# Thread: A proof is needed

1. ## A proof is needed

ABCD is a square.
BEC and DCF are equilateral triangles on the east and south side of the square respectively.

Having proved ECD=BCF I now need to prove that ED=EG. Got as far as FG=BE and angle CFE= angle EBC

2. Hello, Mukilab!

$\displaystyle ABCD$ is a square.

$\displaystyle BEC$ and $\displaystyle DCF$ are equilateral triangles on the east and south side of the square, resp.

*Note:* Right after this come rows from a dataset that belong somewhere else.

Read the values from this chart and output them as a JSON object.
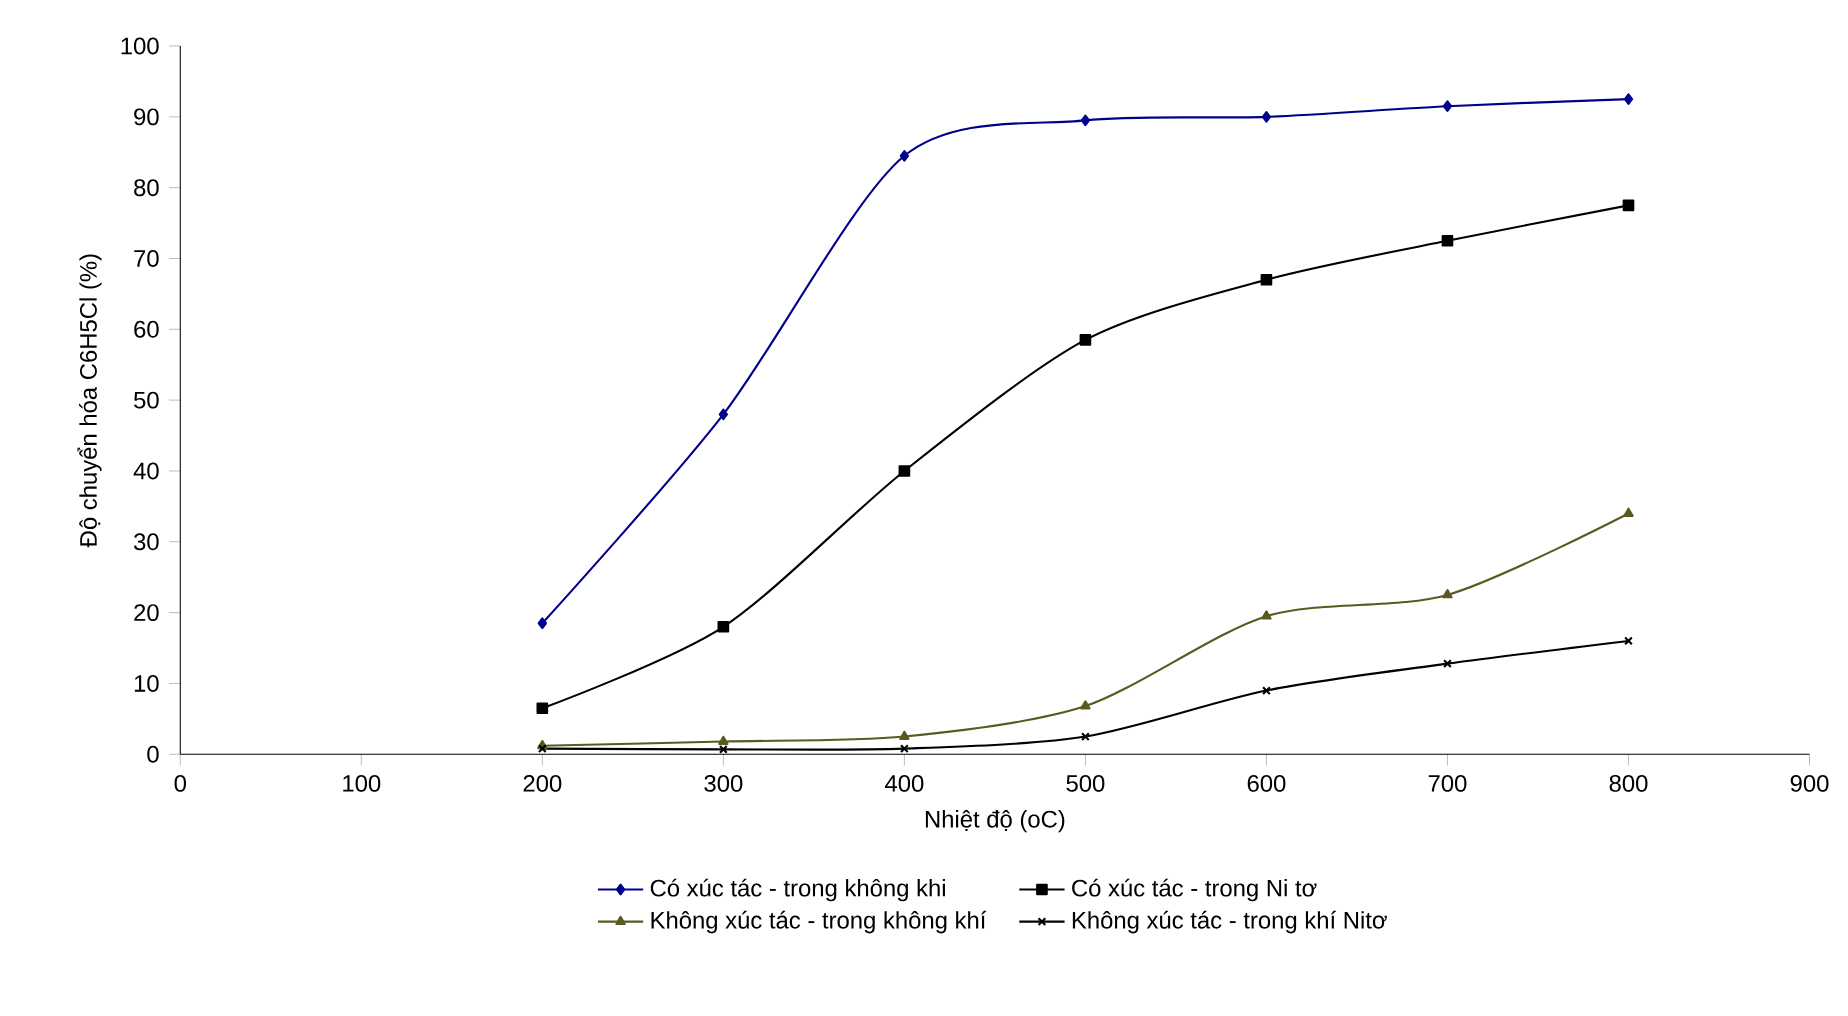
{
  "chart_data": {
    "type": "line",
    "xlabel": "Nhiệt độ (oC)",
    "ylabel": "Độ chuyển hóa C6H5Cl (%)",
    "x": [
      200,
      300,
      400,
      500,
      600,
      700,
      800
    ],
    "xlim": [
      0,
      900
    ],
    "xticks": [
      0,
      100,
      200,
      300,
      400,
      500,
      600,
      700,
      800,
      900
    ],
    "ylim": [
      0,
      100
    ],
    "yticks": [
      0,
      10,
      20,
      30,
      40,
      50,
      60,
      70,
      80,
      90,
      100
    ],
    "grid": false,
    "legend": "bottom",
    "line_style": "solid",
    "series": [
      {
        "name": "Có xúc tác - trong không khi",
        "color": "#00008b",
        "marker": "diamond",
        "values": [
          18.5,
          48,
          84.5,
          89.5,
          90,
          91.5,
          92.5
        ]
      },
      {
        "name": "Có xúc tác - trong Ni tơ",
        "color": "#000000",
        "marker": "square",
        "values": [
          6.5,
          18,
          40,
          58.5,
          67,
          72.5,
          77.5
        ]
      },
      {
        "name": "Không xúc tác - trong không khí",
        "color": "#5a5a20",
        "marker": "triangle",
        "values": [
          1.2,
          1.8,
          2.5,
          6.8,
          19.5,
          22.5,
          34
        ]
      },
      {
        "name": "Không xúc tác - trong khí Nitơ",
        "color": "#000000",
        "marker": "cross",
        "values": [
          0.8,
          0.7,
          0.8,
          2.5,
          9,
          12.8,
          16
        ]
      }
    ]
  }
}
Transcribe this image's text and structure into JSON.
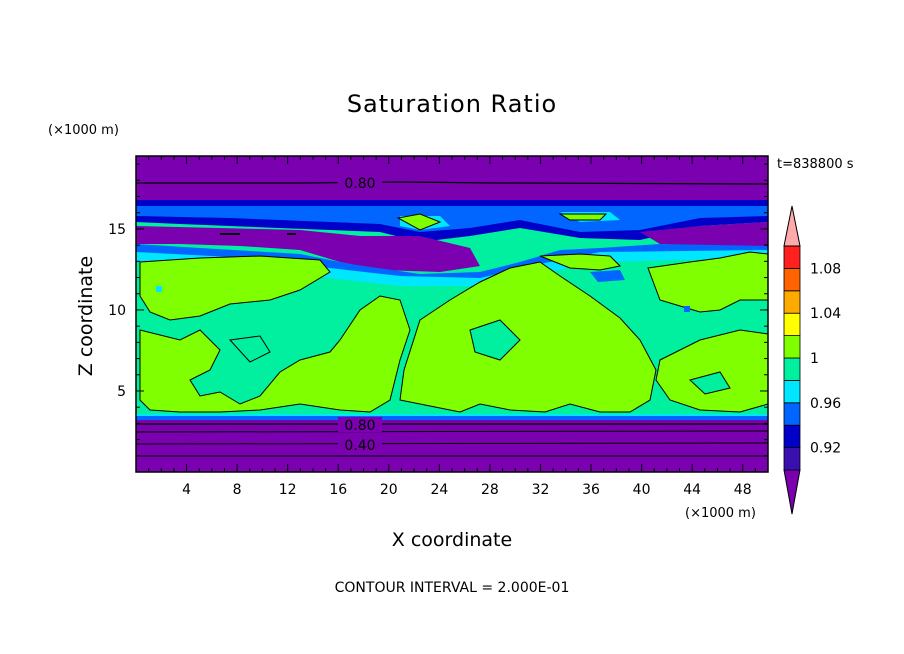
{
  "chart_data": {
    "type": "heatmap",
    "title": "Saturation Ratio",
    "xlabel": "X coordinate",
    "ylabel": "Z coordinate",
    "x_unit": "(×1000 m)",
    "z_unit": "(×1000 m)",
    "time_label": "t=838800 s",
    "footer": "CONTOUR INTERVAL = 2.000E-01",
    "xlim": [
      0,
      50
    ],
    "ylim": [
      0,
      19.5
    ],
    "x_ticks": [
      "4",
      "8",
      "12",
      "16",
      "20",
      "24",
      "28",
      "32",
      "36",
      "40",
      "44",
      "48"
    ],
    "y_ticks": [
      "5",
      "10",
      "15"
    ],
    "contour_labels": [
      "0.80",
      "0.80",
      "0.40"
    ],
    "colorbar": {
      "labels": [
        "0.92",
        "0.96",
        "1",
        "1.04",
        "1.08"
      ],
      "levels": [
        0.9,
        0.92,
        0.94,
        0.96,
        0.98,
        1.0,
        1.02,
        1.04,
        1.06,
        1.08,
        1.1
      ],
      "colors": [
        "#7a00b0",
        "#3a0fb0",
        "#0000c8",
        "#0066ff",
        "#00e6ff",
        "#00f0a0",
        "#80ff00",
        "#ffff00",
        "#ffaa00",
        "#ff6400",
        "#ff2020",
        "#ffaaaa"
      ]
    }
  }
}
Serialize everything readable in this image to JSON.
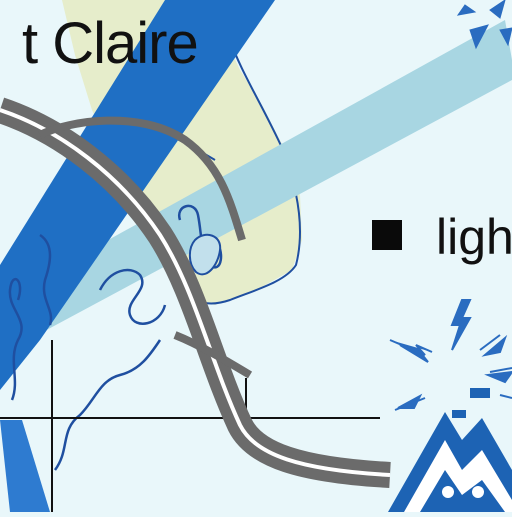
{
  "map": {
    "place_label": "t Claire",
    "legend_text": "ligh",
    "colors": {
      "background": "#e9f7fa",
      "land": "#e6edcb",
      "river": "#1f6fc4",
      "light_channel": "#a8d6e2",
      "highway": "#6b6b6b",
      "mountain": "#1d63b4",
      "text": "#111111"
    },
    "icons": [
      "lightning-burst-icon",
      "mountain-logo-icon"
    ]
  }
}
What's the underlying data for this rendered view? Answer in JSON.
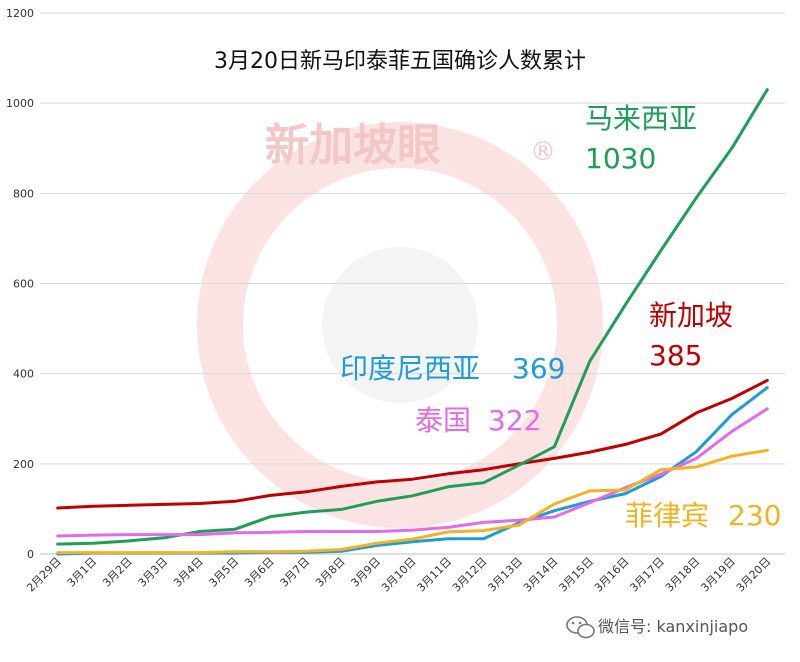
{
  "watermark": {
    "text": "新加坡眼",
    "mark": "®"
  },
  "footer": {
    "text": "微信号: kanxinjiapo",
    "icon": "wechat-icon"
  },
  "chart_data": {
    "type": "line",
    "title": "3月20日新马印泰菲五国确诊人数累计",
    "xlabel": "",
    "ylabel": "",
    "ylim": [
      0,
      1200
    ],
    "yticks": [
      0,
      200,
      400,
      600,
      800,
      1000,
      1200
    ],
    "grid": true,
    "legend": "inline labels",
    "x": [
      "2月29日",
      "3月1日",
      "3月2日",
      "3月3日",
      "3月4日",
      "3月5日",
      "3月6日",
      "3月7日",
      "3月8日",
      "3月9日",
      "3月10日",
      "3月11日",
      "3月12日",
      "3月13日",
      "3月14日",
      "3月15日",
      "3月16日",
      "3月17日",
      "3月18日",
      "3月19日",
      "3月20日"
    ],
    "series": [
      {
        "name": "新加坡",
        "label_value": "385",
        "color": "#c00000",
        "values": [
          102,
          106,
          108,
          110,
          112,
          117,
          130,
          138,
          150,
          160,
          166,
          178,
          187,
          200,
          212,
          226,
          243,
          266,
          313,
          345,
          385
        ]
      },
      {
        "name": "马来西亚",
        "label_value": "1030",
        "color": "#1e9e58",
        "values": [
          22,
          24,
          29,
          36,
          50,
          55,
          83,
          93,
          99,
          117,
          129,
          149,
          158,
          197,
          238,
          428,
          553,
          673,
          790,
          900,
          1030
        ]
      },
      {
        "name": "印度尼西亚",
        "label_value": "369",
        "color": "#1f9bd7",
        "values": [
          0,
          2,
          2,
          2,
          2,
          2,
          4,
          4,
          6,
          19,
          27,
          34,
          34,
          69,
          96,
          117,
          134,
          172,
          227,
          309,
          369
        ]
      },
      {
        "name": "泰国",
        "label_value": "322",
        "color": "#e36ae8",
        "values": [
          40,
          42,
          43,
          43,
          43,
          47,
          48,
          50,
          50,
          50,
          53,
          59,
          70,
          75,
          82,
          114,
          147,
          177,
          212,
          272,
          322
        ]
      },
      {
        "name": "菲律宾",
        "label_value": "230",
        "color": "#f0b323",
        "values": [
          3,
          3,
          3,
          3,
          3,
          5,
          5,
          6,
          10,
          24,
          33,
          49,
          52,
          64,
          111,
          140,
          142,
          187,
          193,
          217,
          230
        ]
      }
    ]
  }
}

Having proved $\displaystyle \angle ECD\,=\, \angle BCF$, I now need to prove that $\displaystyle ED=EG.$ .?
Code:
     A             B
o - - - - - o
|           |  *
|           |     *
|           |        o E
|           |     *
|           |  *
o - - - - - o
D *         * C
*       *
*     *
*   *
* *
o
F

Where is point $\displaystyle G$ ?

3. I don't know exactly but if BFGE is a parallelogram then I guessed it would be somewhere to the south-east of F

(Doesn't show it in any sort of diagram)

4. Originally Posted by Mukilab
I don't know exactly but if BFGE is a parallelogram then I guessed it would be somewhere to the south-east of F

(Doesn't show it in any sort of diagram)
If BFGE is a parallelogram, then BF=GE,
so you only need to show that ED=BF as that means ED=GE.